- Genre: Anthology series
- Country of origin: United States
- Original language: English
- No. of seasons: 1
- No. of episodes: 5

Production
- Running time: 60 minutes

Original release
- Network: ABC
- Release: August 14 – September 11, 1966

= Preview Tonight =

American television anthology series

Preview Tonight is an American anthology television series that aired on ABC in the summer of 1966. The 60-minute episodes consisted of unsold television pilots.

==Background==

The practice of television executives of ordering dozens of pilots for proposed television series each year – far more than their networks could possibly broadcast as series – created a sizable body of unsold pilots that had never aired. Packaging these unsold pilots in anthology series and airing them during the summer provided television networks with a way of both providing fresh programming during the summer rerun season and recouping at least some of the expense of producing them. Along with Summer Fun, Preview Tonight was one of two such series to air on ABC during the summer of 1966. Stars appearing in the series included Van Williams, Hal Holbrook, Jessica Walter, Robert Reed, and Bert Convy.

==Broadcast history==
Preview Tonight ran for five episodes over the course of five consecutive weeks in the summer of 1966, airing on ABC from 8:00 to 9:00 p.m. Eastern Time on Sunday evenings. It premiered on August 14, and its last episode aired on September 11.

==Episodes==
SOURCES

| No. in season | Title | Directed by | Written by | Original release date |
| 1 | "Pursue and Destroy" | Don Taylor | Ivan Goff & Ben Roberts | August 14, 1966 |
Against overwhelming odds, the commanding officer of a United States Navy submarine takes his vessel and her crew on a gallant run during World War II. Starring Van Williams, Paul Comi, Dame Edith Evans, Dee Pollock, Jessica Walter, Henry Wilcoxon, Ward Wood, Thad Williams, and David Thorpe.
| 2 | "Somewhere in Italy...Company B!" | Danny Arnold | Ben Roberts, Ivan Goff, & Danny Arnold | August 21, 1966 |
A comedic episode about American soldiers trapped behind enemy lines in Italy during World War II whose lieutenant recruits the assistance of local Italians in fighting the Germans. Starring Robert Reed, Harold J. Stone, Barbara Shelley, John Van Dreelan, Renzo Cesana, Richard Evans, Tim O'Kelly, Jack Colvin, Frank Puglia, and Vassili Lambrinos.
| 3 | "The Cliff Dwellers" | Boris Sagal | Ben Roberts, Ivan Goff, & David W. Rintels | August 28, 1966 |
Murder occurs when a group of college friends reunite ten years after graduation to mourn a friend's suicide.
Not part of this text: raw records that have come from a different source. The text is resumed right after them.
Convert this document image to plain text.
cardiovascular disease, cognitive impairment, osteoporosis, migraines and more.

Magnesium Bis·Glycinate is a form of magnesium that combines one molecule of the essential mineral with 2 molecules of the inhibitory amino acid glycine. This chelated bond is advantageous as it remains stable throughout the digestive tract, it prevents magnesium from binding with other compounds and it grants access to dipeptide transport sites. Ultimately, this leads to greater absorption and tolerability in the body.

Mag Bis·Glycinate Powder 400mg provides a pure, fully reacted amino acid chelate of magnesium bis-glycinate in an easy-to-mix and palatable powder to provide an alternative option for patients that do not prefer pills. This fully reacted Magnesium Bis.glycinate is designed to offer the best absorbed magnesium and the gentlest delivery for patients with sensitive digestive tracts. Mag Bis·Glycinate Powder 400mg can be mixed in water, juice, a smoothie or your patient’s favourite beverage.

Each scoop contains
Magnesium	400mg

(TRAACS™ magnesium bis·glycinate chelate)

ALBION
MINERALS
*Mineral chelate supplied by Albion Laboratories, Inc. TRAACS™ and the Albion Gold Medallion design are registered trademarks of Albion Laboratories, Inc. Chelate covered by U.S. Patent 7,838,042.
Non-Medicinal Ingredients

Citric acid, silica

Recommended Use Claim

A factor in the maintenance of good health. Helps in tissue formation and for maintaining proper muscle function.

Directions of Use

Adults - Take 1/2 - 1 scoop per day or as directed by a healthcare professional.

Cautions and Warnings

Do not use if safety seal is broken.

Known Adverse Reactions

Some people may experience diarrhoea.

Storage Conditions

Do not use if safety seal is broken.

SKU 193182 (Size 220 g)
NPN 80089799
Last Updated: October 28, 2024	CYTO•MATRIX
Starring Bert Convy, Hal Holbrook, Beverlee McKinsey, James Beck, Robert Hooks, Terence Logan, Carol Rossen, Lee Allen, and Irene Yah-Ling Sun.
| 4 | "Roaring Camp" | Lamont Johnson | Ben Roberts & Ivan Goff | September 4, 1966 |
A United States marshal must team up with a gunman. Starring Richard Bradford, Jim McMullan, Katherine Justice, Ian Hendry, Bibi Osterwald, Mike Wagner, Donald Contreras, and Gary Troy.
| 5 | "Great Bible Adventures: Seven Rich Years and Seven Lean" | Boris Sagal | Ben Roberts & Ivan Goff | September 11, 1966 |
Joseph, the favorite son of his father Jacob, is sold into slavery by his jealous brothers, who tell Jacob that Joseph was killed by a lion. As a slave in the house of Pharaoh, Joseph becomes famous for his ability to predict the future and eventually rises to become Pharaoh's chief minister. Foreseeing a severe drought after seven years of plentiful harvests, he advises Pharaoh to order the construction of great granaries to store wheat during the plentiful years to ensure that the people of Egypt will have food during the years of drought. Suffering from famine during the drought, Joseph's brothers bring their families to Egypt in the hope of purchasing food there. Upon arriving, they discover that Joseph has risen to a powerful position and has the power to sell them grain — or order them killed. Starring Hugh O'Brian, Joseph Wiseman, Eduardo Ciannelli, Torin Thatcher, Katherine Ross, John Abbott, Paul Mantee, Sorrell Booke, and Anthony Caruso. The unsold pilot for a proposed television series based on stories from the Christian Bible to be called Great Bible Adventures.